Après trois ans au pouvoir, le président tunisien n’a pas encore présenté de programme de politique étrangère cohérent. Au lieu de cela, l’érosion par Saïed de l’intégrité démocratique du pays a isolé la Tunisie des dirigeants internationaux, des donateurs et des investisseurs. (Illustration : les déclarations pontifiantes et discursives de Kaïs Saïed n’ont pas convaincu aux Etats-Unis).
Par Thomas M. Hill & Sarah Yerkes *
Le président tunisien Kaïs Saïed s’est récemment rendu à Washington pour assister au Sommet des dirigeants États-Unis-Afrique. Le sommet était le dernier effort de Saïed pour exercer son pouvoir diplomatique et plaider en faveur du soutien des États-Unis pour obtenir un ensemble de prêts urgents du FMI. Mais comme beaucoup de ses précédents engagements diplomatiques, les déclarations publiques de Saïed ont semblé pontifiantes et discursives à beaucoup, n’ayant pas réussi à convaincre l’administration ou les médias américains.
Saïed est arrivé au pouvoir en octobre 2019. L’ancien professeur de droit constitutionnel avait peu ou pas d’expérience politique, mais il se présentait contre un magnat des médias profondément clivant qui a passé une partie importante de la période de la campagne présidentielle incarcéré pour détournement de fonds et blanchiment d’argent.
Un outsider en rupture avec l’establishment
Dans le système électoral tunisien à deux vitesses, Saïed s’est qualifié pour le second tour après avoir recueilli seulement 18% des suffrages exprimés au premier tour. À l’époque, de nombreux Tunisiens exprimaient leur frustration face à la classe politique et aux partis existants, considérés comme égoïstes, corrompus et inefficaces.
Saïed s’était présenté comme un outsider sans liens avec l’establishment politique et était donc perçu comme non corrompu, mais son programme présidentiel était incohérent et se concentrait fortement sur la promesse de transférer le pouvoir politique du niveau central au niveau local. Aucune politique étrangère ou plan économique global n’a été présenté. Néanmoins, Saïed a remporté l’élection présidentielle avec près de 73% du vote populaire.
Lors de sa candidature à la présidence, la rhétorique de Saied était axée sur les questions intérieures, soulignant son rôle d’homme du peuple et promettant de faire «ce que le peuple veut».
Alors que Saïed n’a jamais exprimé une politique étrangère cohérente, il a fait quelques remarques publiques qui ont mis en lumière ses priorités extérieures. L’un des thèmes de campagne qui s’est poursuivi jusqu’à sa présidence est sa focalisation sur les partenaires traditionnels de la Tunisie : le monde arabe, l’Afrique du Nord et les pays méditerranéens. Néanmoins, il avait pris soin de souligner dans une interview en 2019 : «Je ne m’alignerai sur aucun axe. Je m’alignerai sur la volonté du peuple.» Il a poursuivi en déclarant : «Nous n’inclinerons la tête devant personne sauf devant Dieu», soulignant ses opinions anti-impérialistes.
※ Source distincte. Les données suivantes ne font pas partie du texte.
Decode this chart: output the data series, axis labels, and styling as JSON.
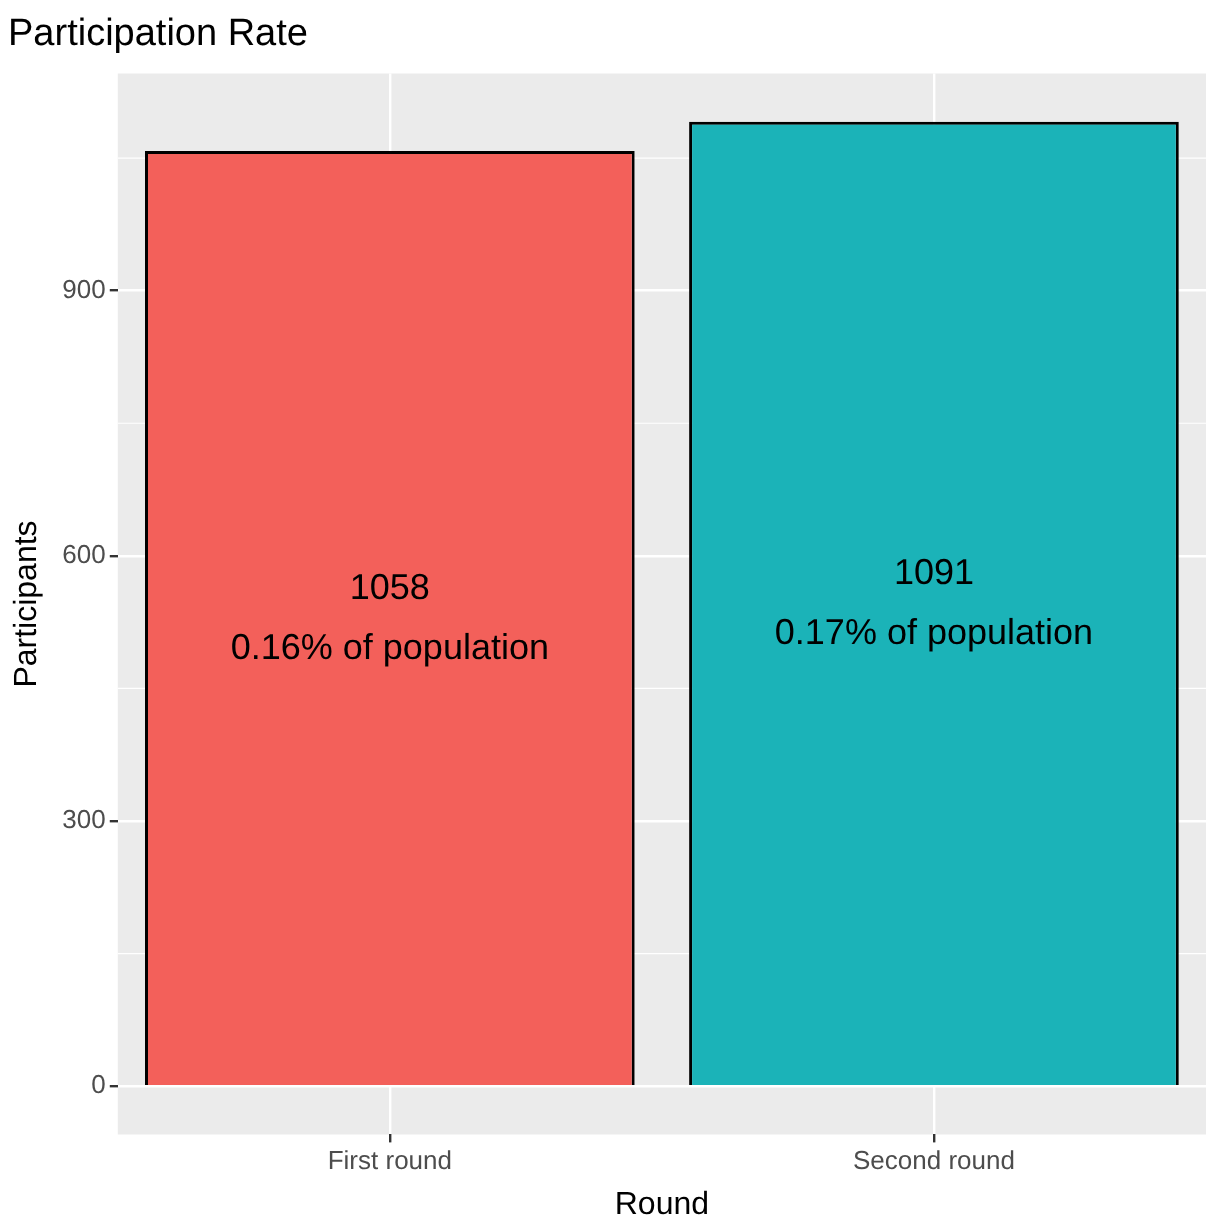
{
  "chart_data": {
    "type": "bar",
    "title": "Participation Rate",
    "xlabel": "Round",
    "ylabel": "Participants",
    "categories": [
      "First round",
      "Second round"
    ],
    "values": [
      1058,
      1091
    ],
    "colors": [
      "#f3605a",
      "#1bb3b8"
    ],
    "value_labels": [
      "1058\n0.16% of population",
      "1091\n0.17% of population"
    ],
    "ylim": [
      -54.55,
      1145.55
    ],
    "yticks": [
      0,
      300,
      600,
      900
    ],
    "grid": true
  }
}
Dans les années qui ont suivi son élection, Saïed n’a pas fait grand-chose pour résoudre les problèmes structurels de l’économie tunisienne, éradiquer le capitalisme de copinage qui étouffe l’esprit d’entreprise et décourage les investissements directs étrangers, ou réformer des systèmes de gouvernement inefficaces et excessivement bureaucratiques.
Dérive vers l’autocratie
Au lieu de cela, Saïed a concentré son capital politique sur la réforme de la constitution pour consolider le pouvoir de l’exécutif, diminuer l’indépendance et l’autorité du parlement et circonscrire le pouvoir judiciaire. Cette dérive vers l’autocratie a culminé avec la prise de pouvoir sans effusion de sang de Saïed le 25 juillet 2021 et sa codification par référendum exactement un an plus tard.
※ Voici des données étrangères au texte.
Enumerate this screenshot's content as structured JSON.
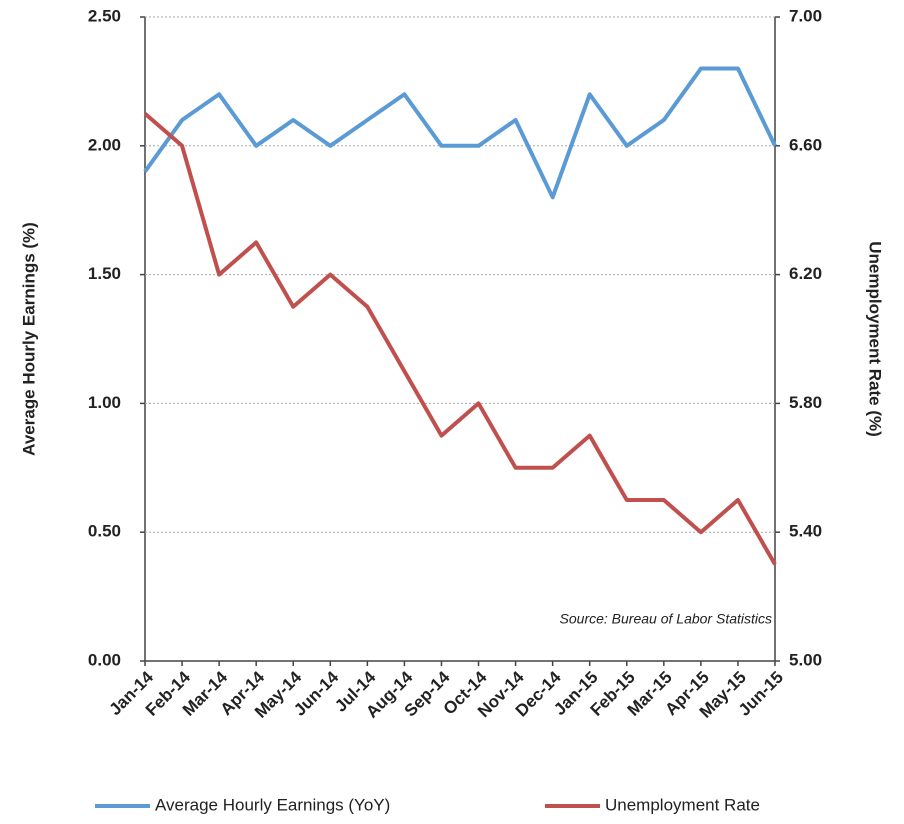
{
  "chart_data": {
    "type": "line",
    "categories": [
      "Jan-14",
      "Feb-14",
      "Mar-14",
      "Apr-14",
      "May-14",
      "Jun-14",
      "Jul-14",
      "Aug-14",
      "Sep-14",
      "Oct-14",
      "Nov-14",
      "Dec-14",
      "Jan-15",
      "Feb-15",
      "Mar-15",
      "Apr-15",
      "May-15",
      "Jun-15"
    ],
    "series": [
      {
        "name": "Average Hourly Earnings (YoY)",
        "color": "#5b9bd5",
        "values": [
          1.9,
          2.1,
          2.2,
          2.0,
          2.1,
          2.0,
          2.1,
          2.2,
          2.0,
          2.0,
          2.1,
          1.8,
          2.2,
          2.0,
          2.1,
          2.3,
          2.3,
          2.0
        ]
      },
      {
        "name": "Unemployment Rate",
        "color": "#c0504d",
        "axis": "y2",
        "values": [
          6.7,
          6.6,
          6.2,
          6.3,
          6.1,
          6.2,
          6.1,
          5.9,
          5.7,
          5.8,
          5.6,
          5.6,
          5.7,
          5.5,
          5.5,
          5.4,
          5.5,
          5.3
        ]
      }
    ],
    "ylabel": "Average Hourly Earnings (%)",
    "y2label": "Unemployment Rate (%)",
    "ylim": [
      0,
      2.5
    ],
    "yticks": [
      {
        "value": 0,
        "label": "0.00"
      },
      {
        "value": 0.5,
        "label": "0.50"
      },
      {
        "value": 1,
        "label": "1.00"
      },
      {
        "value": 1.5,
        "label": "1.50"
      },
      {
        "value": 2,
        "label": "2.00"
      },
      {
        "value": 2.5,
        "label": "2.50"
      }
    ],
    "y2lim": [
      5,
      7
    ],
    "y2ticks": [
      {
        "value": 5,
        "label": "5.00"
      },
      {
        "value": 5.4,
        "label": "5.40"
      },
      {
        "value": 5.8,
        "label": "5.80"
      },
      {
        "value": 6.2,
        "label": "6.20"
      },
      {
        "value": 6.6,
        "label": "6.60"
      },
      {
        "value": 7,
        "label": "7.00"
      }
    ],
    "annotation": "Source: Bureau of Labor Statistics",
    "grid": true,
    "legend": "bottom"
  }
}
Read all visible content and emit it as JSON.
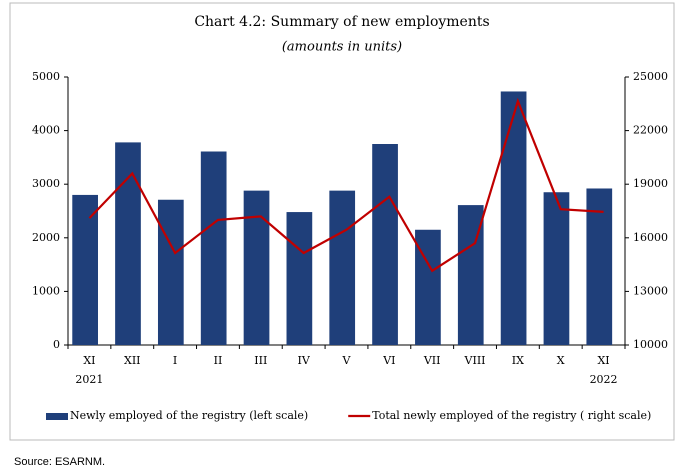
{
  "chart_data": {
    "type": "bar_line",
    "title": "Chart 4.2: Summary of new employments",
    "subtitle": "(amounts in units)",
    "categories": [
      "XI",
      "XII",
      "I",
      "II",
      "III",
      "IV",
      "V",
      "VI",
      "VII",
      "VIII",
      "IX",
      "X",
      "XI"
    ],
    "category_years": [
      "2021",
      null,
      null,
      null,
      null,
      null,
      null,
      null,
      null,
      null,
      null,
      null,
      "2022"
    ],
    "series": [
      {
        "name": "Newly employed of the registry (left scale)",
        "color": "#1f3f7a",
        "type": "bar",
        "values": [
          2800,
          3780,
          2710,
          3610,
          2880,
          2480,
          2880,
          3750,
          2150,
          2610,
          4730,
          2850,
          2920
        ]
      },
      {
        "name": "Total newly employed of the registry ( right scale)",
        "color": "#c00000",
        "type": "line",
        "axis": "y2",
        "values": [
          17100,
          19600,
          15150,
          17000,
          17200,
          15150,
          16450,
          18300,
          14150,
          15700,
          23650,
          17600,
          17450
        ]
      }
    ],
    "ylim": [
      0,
      5000
    ],
    "yticks": [
      0,
      1000,
      2000,
      3000,
      4000,
      5000
    ],
    "y2lim": [
      10000,
      25000
    ],
    "y2ticks": [
      10000,
      13000,
      16000,
      19000,
      22000,
      25000
    ],
    "source": "Source:  ESARNM."
  }
}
L’ascension autocratique de Saïed a éclipsé sa politique étrangère (ou son absence). On dit que Saïed est mal à l’aise loin de chez lui et pointilleux sur l’endroit où il dort la nuit, ce qui peut expliquer pourquoi il n’a pas fait beaucoup de voyages internationaux. Selon des sources ouvertes, Saïed n’a voyagé à l’étranger que sept fois depuis qu’il a pris ses fonctions, bien qu’il ait accueilli des dignitaires étrangers à Tunis. Il parle rarement des questions liées à la politique étrangère de la Tunisie mais fait souvent référence à l’ingérence étrangère dans les affaires intérieures de son pays.
La Tunisie est également en train de négocier un prêt indispensable du FMI, avec un accord au niveau du personnel annoncé à la mi-octobre; le prêt est considéré comme la dernière chance pour le pays d’éviter un effondrement économique. Certains ont fait valoir que Saïed a montré peu d’intérêt pour les affaires internationales, y compris les négociations avec le FMI.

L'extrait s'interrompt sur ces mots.